Sepsis is the wrong word, sepsis means blood poisoning. That is impossible with dermaneedling. Skin infection however is always possible with longer needles, however it is exceedingly rare. None of our customers has ever reported it, and we have tens of thousands of customers (we are perhaps the largest dermaroller retailer in the world).
The main cause of it is forgetting to clean the dermaroller after dermarolling. If you allow to sit it for weeks without cleaning and sterilizing first, you'll end up with a festering mess of bacteria.

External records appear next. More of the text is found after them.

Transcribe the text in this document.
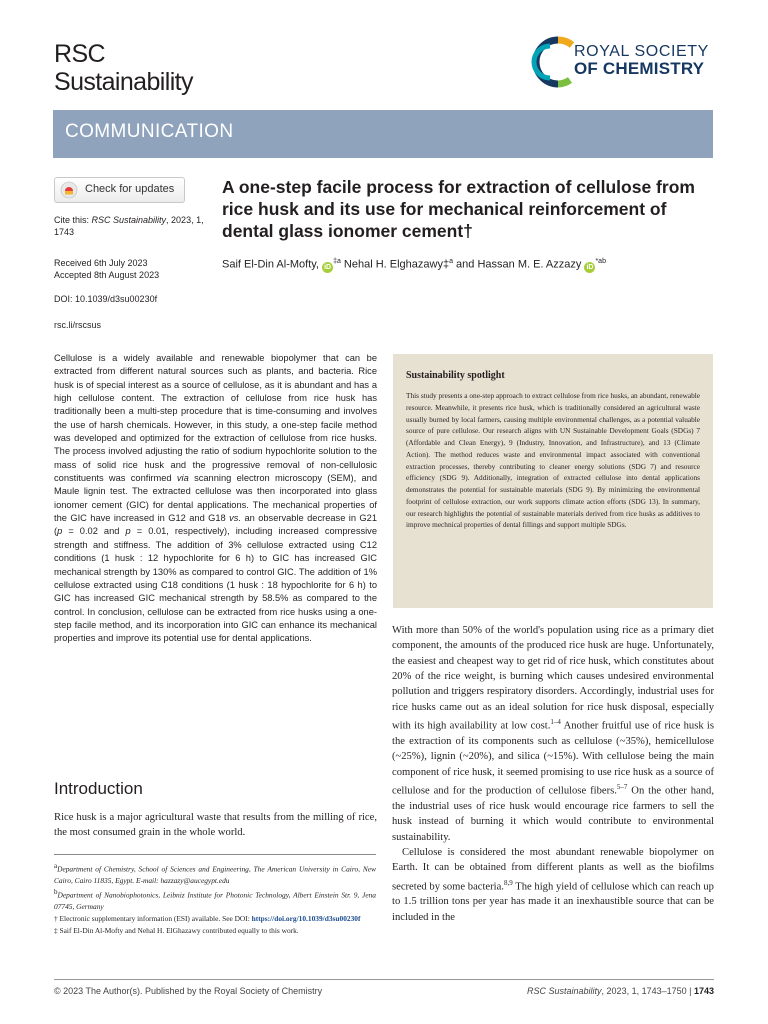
RSC
Sustainability
ROYAL SOCIETY
OF CHEMISTRY
COMMUNICATION
Check for updates
Cite this: RSC Sustainability, 2023, 1, 1743
Received 6th July 2023
Accepted 8th August 2023
DOI: 10.1039/d3su00230f
rsc.li/rscsus
A one-step facile process for extraction of cellulose from rice husk and its use for mechanical reinforcement of dental glass ionomer cement†
Saif El-Din Al-Mofty, $iD^{\ddagger a}$ Nehal H. Elghazawy‡$^a$ and Hassan M. E. Azzazy $iD^{*ab}$
Cellulose is a widely available and renewable biopolymer that can be extracted from different natural sources such as plants, and bacteria. Rice husk is of special interest as a source of cellulose, as it is abundant and has a high cellulose content. The extraction of cellulose from rice husk has traditionally been a multi-step procedure that is time-consuming and involves the use of harsh chemicals. However, in this study, a one-step facile method was developed and optimized for the extraction of cellulose from rice husks. The process involved adjusting the ratio of sodium hypochlorite solution to the mass of solid rice husk and the progressive removal of non-cellulosic constituents was confirmed via scanning electron microscopy (SEM), and Maule lignin test. The extracted cellulose was then incorporated into glass ionomer cement (GIC) for dental applications. The mechanical properties of the GIC have increased in G12 and G18 vs. an observable decrease in G21 (p = 0.02 and p = 0.01, respectively), including increased compressive strength and stiffness. The addition of 3% cellulose extracted using C12 conditions (1 husk : 12 hypochlorite for 6 h) to GIC has increased GIC mechanical strength by 130% as compared to control GIC. The addition of 1% cellulose extracted using C18 conditions (1 husk : 18 hypochlorite for 6 h) to GIC has increased GIC mechanical strength by 58.5% as compared to the control. In conclusion, cellulose can be extracted from rice husks using a one-step facile method, and its incorporation into GIC can enhance its mechanical properties and improve its potential use for dental applications.
Sustainability spotlight
This study presents a one-step approach to extract cellulose from rice husks, an abundant, renewable resource. Meanwhile, it presents rice husk, which is traditionally considered an agricultural waste usually burned by local farmers, causing multiple environmental challenges, as a potential valuable source of pure cellulose. Our research aligns with UN Sustainable Development Goals (SDGs) 7 (Affordable and Clean Energy), 9 (Industry, Innovation, and Infrastructure), and 13 (Climate Action). The method reduces waste and environmental impact associated with conventional extraction processes, thereby contributing to cleaner energy solutions (SDG 7) and resource efficiency (SDG 9). Additionally, integration of extracted cellulose into dental applications demonstrates the potential for sustainable materials (SDG 9). By minimizing the environmental footprint of cellulose extraction, our work supports climate action efforts (SDG 13). In summary, our research highlights the potential of sustainable materials derived from rice husks as additives to improve mechnical properties of dental fillings and support multiple SDGs.

With more than 50% of the world's population using rice as a primary diet component, the amounts of the produced rice husk are huge. Unfortunately, the easiest and cheapest way to get rid of rice husk, which constitutes about 20% of the rice weight, is burning which causes undesired environmental pollution and triggers respiratory disorders. Accordingly, industrial uses for rice husks came out as an ideal solution for rice husk disposal, especially with its high availability at low cost.$^{1-4}$ Another fruitful use of rice husk is the extraction of its components such as cellulose (~35%), hemicellulose (~25%), lignin (~20%), and silica (~15%). With cellulose being the main component of rice husk, it seemed promising to use rice husk as a source of cellulose and for the production of cellulose fibers.$^{5-7}$ On the other hand, the industrial uses of rice husk would encourage rice farmers to sell the husk instead of burning it which would contribute to environmental sustainability.

Cellulose is considered the most abundant renewable biopolymer on Earth. It can be obtained from different plants as well as the biofilms secreted by some bacteria.$^{8,9}$ The high yield of cellulose which can reach up to 1.5 trillion tons per year has made it an inexhaustible source that can be included in the

Introduction
Rice husk is a major agricultural waste that results from the milling of rice, the most consumed grain in the whole world.

$^a$Department of Chemistry, School of Sciences and Engineering, The American University in Cairo, New Cairo, Cairo 11835, Egypt. E-mail: hazzazy@aucegypt.edu

$^b$Department of Nanobiophotonics, Leibniz Institute for Photonic Technology, Albert Einstein Str. 9, Jena 07745, Germany

† Electronic supplementary information (ESI) available. See DOI: https://doi.org/10.1039/d3su00230f

‡ Saif El-Din Al-Mofty and Nehal H. ElGhazawy contributed equally to this work.

© 2023 The Author(s). Published by the Royal Society of Chemistry	RSC Sustainability, 2023, 1, 1743–1750 | 1743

The immune system can handle the bacteria on your skin very well. It knows them and has antibodies to it. Very superficial infections of such "own body" bacteria are no problem whatsoever for a healthy immune system. That is why it is much more important to clean and sterilize your needling instrument immediately after use, than the "sterlize" the skin. Skin can't really be sterilized anyway, only disinfected, the bacterial load can be reduced. Proper skin disinfection as surgeons practice it involves long scrubbing with soap, multiple rinses, more soap and subsequent use of a disinfecting agent. However, such rigorous disinfection is not really required.
Surgeons know that when you remove the top oil layer from the skin, the sebaceous glands that were "capped" are now exposed and they contain bacteria. So a light wash with soap makes things worse, in terms of bacterial load. But surgeons disinfect to protect people with no immune function from foreign bacteria entering their organs, and that requires wholly different standards of disinfection.